“I’m sorry I signed a prenup: now that I’m getting a divorce it doesn’t seem fair to me. What can I do about it now?”
The first place to attack any prenup is at the roots. There are several circumstances under which a prenup was signed that may render the entire contract unenforceable. For example, if the document was signed while under duress, or signed in response to active coercion from a party pushing the agreement, the whole prenup may be tossed out. Similarly, a court may declare the prenup completely unenforceable if its proponent failed to fairly disclose their financial condition at the time it was presented, or if the other party was not given adequate time to have the prenup reviewed by an attorney before signing.
If the facts of a particular case do not support a finding that the agreement is unenforceable, the next step is to challenge specific provisions within the prenup and ask that they be set aside and removed from consideration by the court. Unexpected changes occurring between the time of signature and the divorce can make certain clauses so manifestly unjust, that a Judge will refuse enforcement on the basis that they are, “unconscionable.” Many prenups address the issues of child custody, support, and visitation time.
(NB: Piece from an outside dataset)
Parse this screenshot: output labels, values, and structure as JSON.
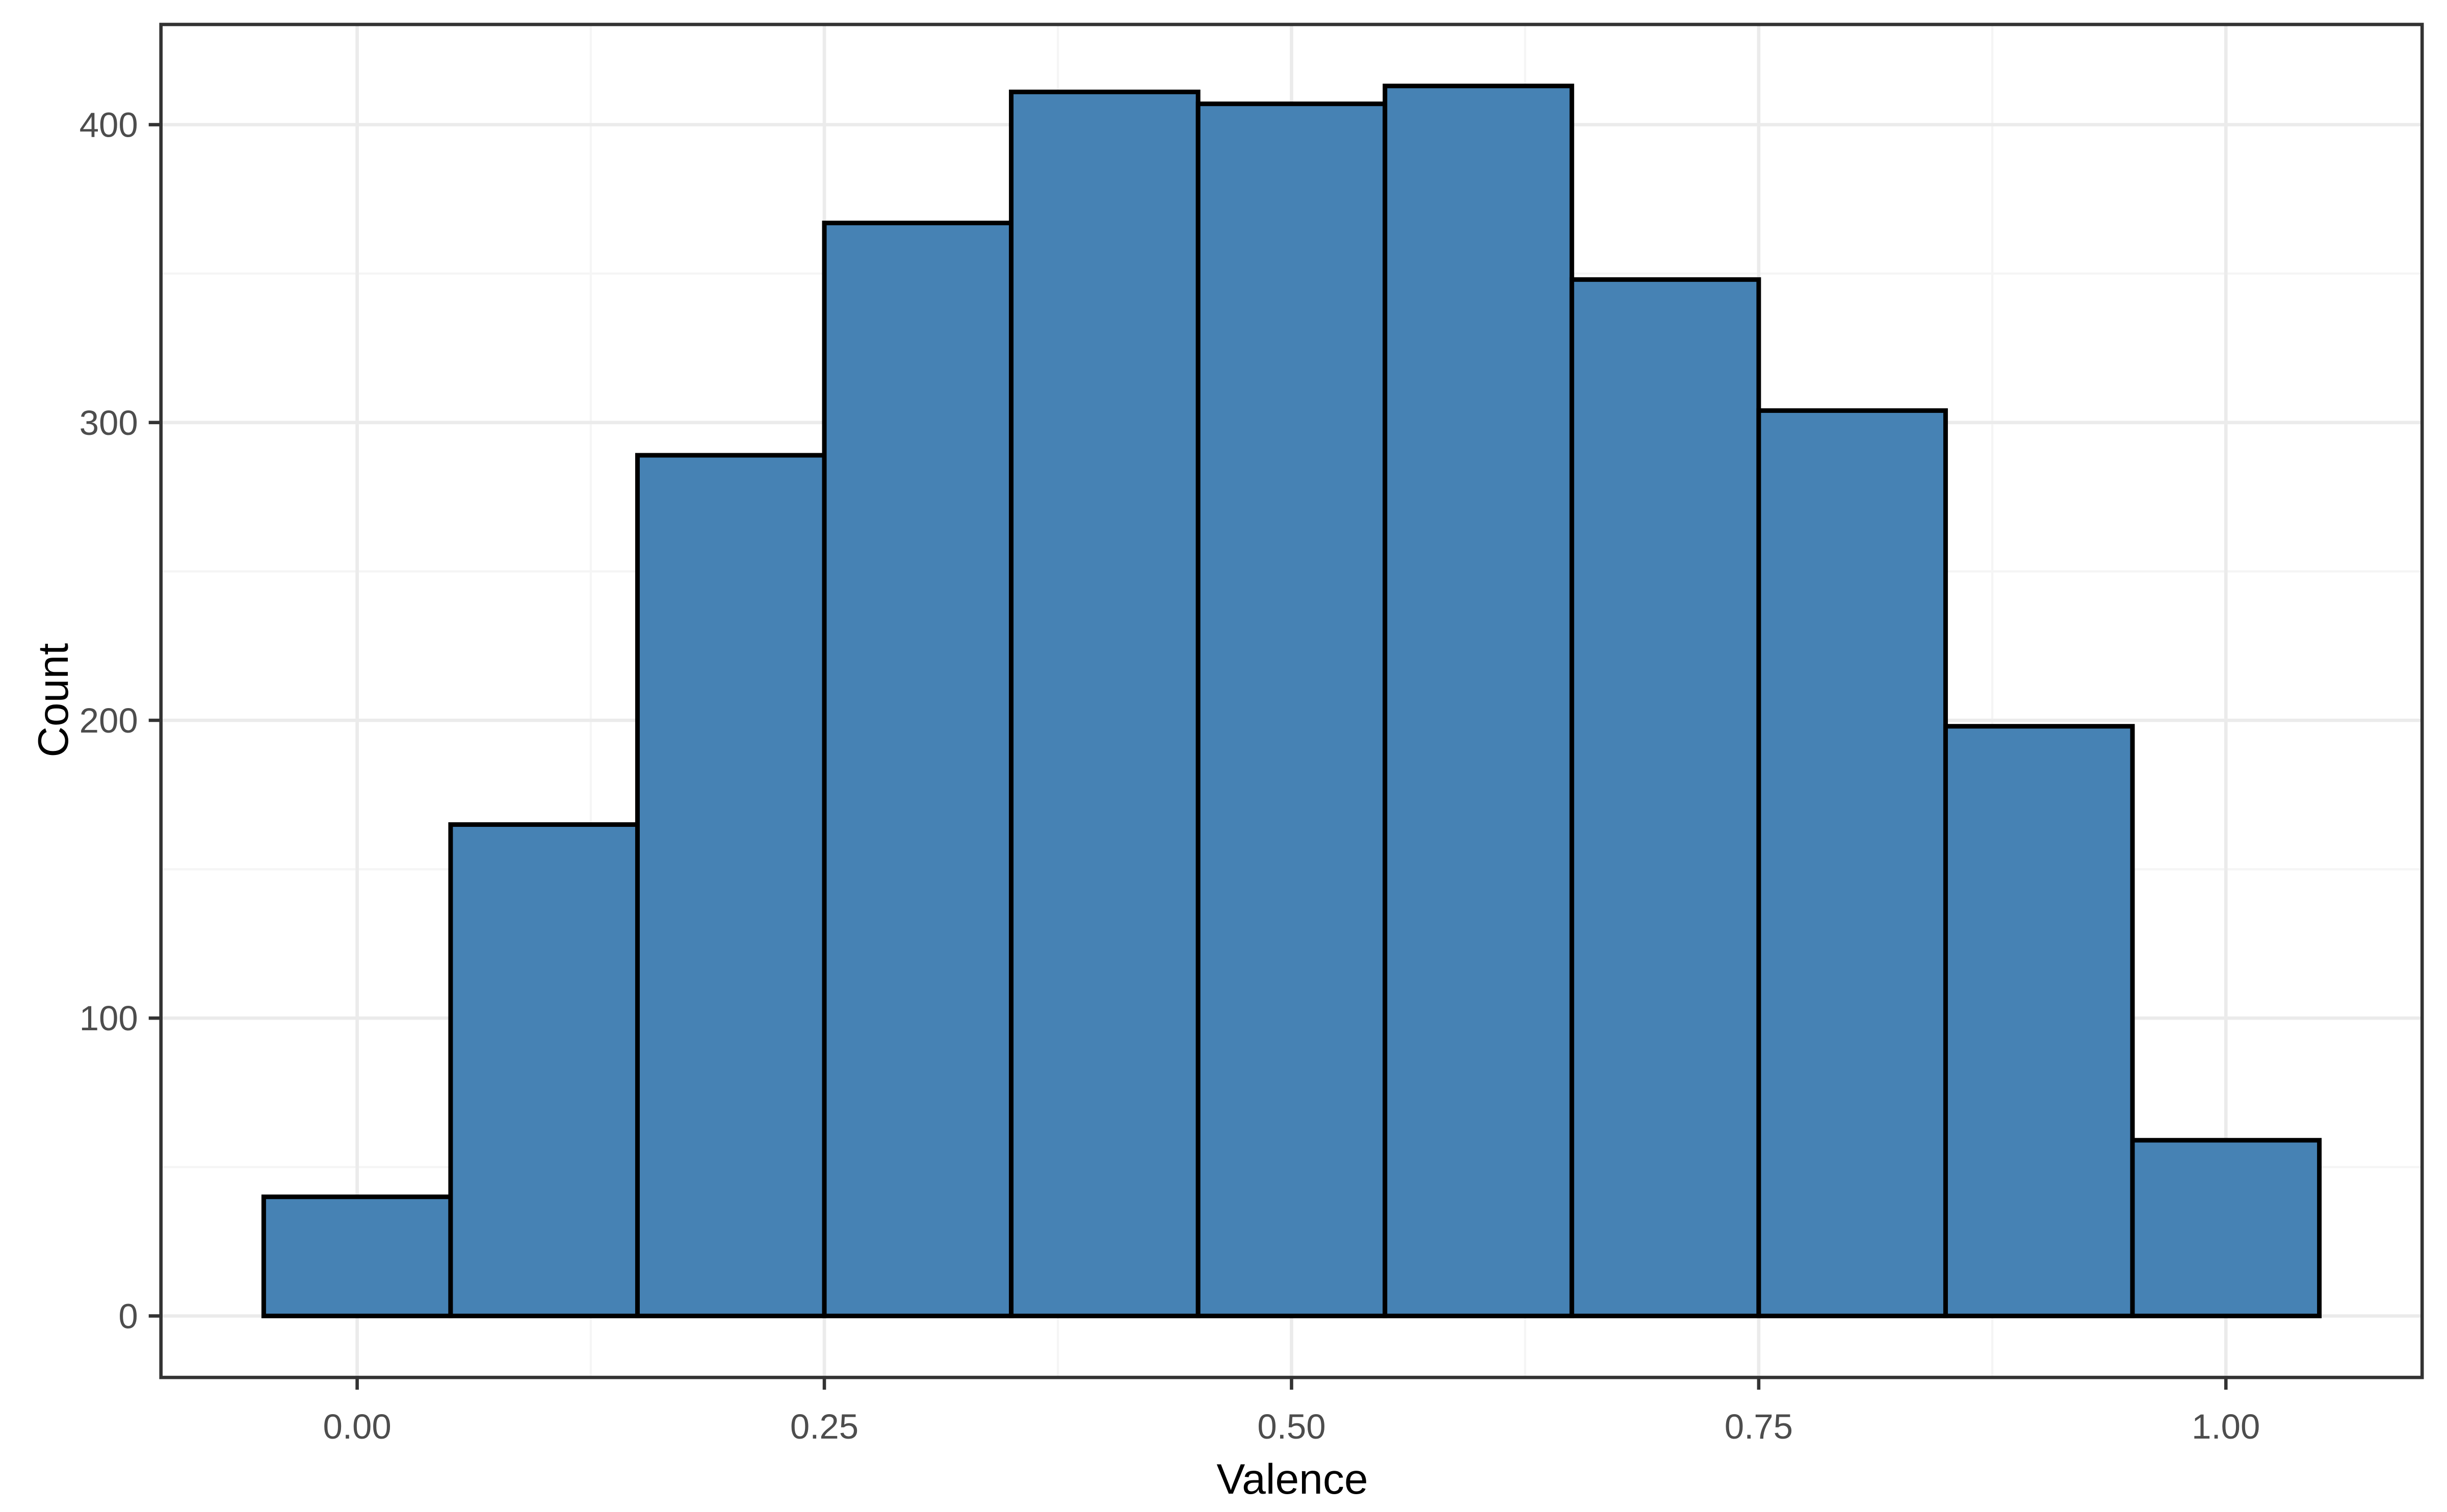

However, divorce courts are charged with protecting a child’s best interests. This duty takes precedence over the private agreements between parties found in prenups, making practically any provision that governs those rights related to the minor children unenforceable. Finally, the terms of a prenup are often greatly interdependent. To set aside of even one central component can render the rest of the agreement unconscionable or simply inoperable, effectively removing it from any consideration throughout the proceedings.
A prenup is not always the final word on contested matters in a divorce. However, before signing a prenuptial agreement, one’s first thought should always be, “Buyer Beware”.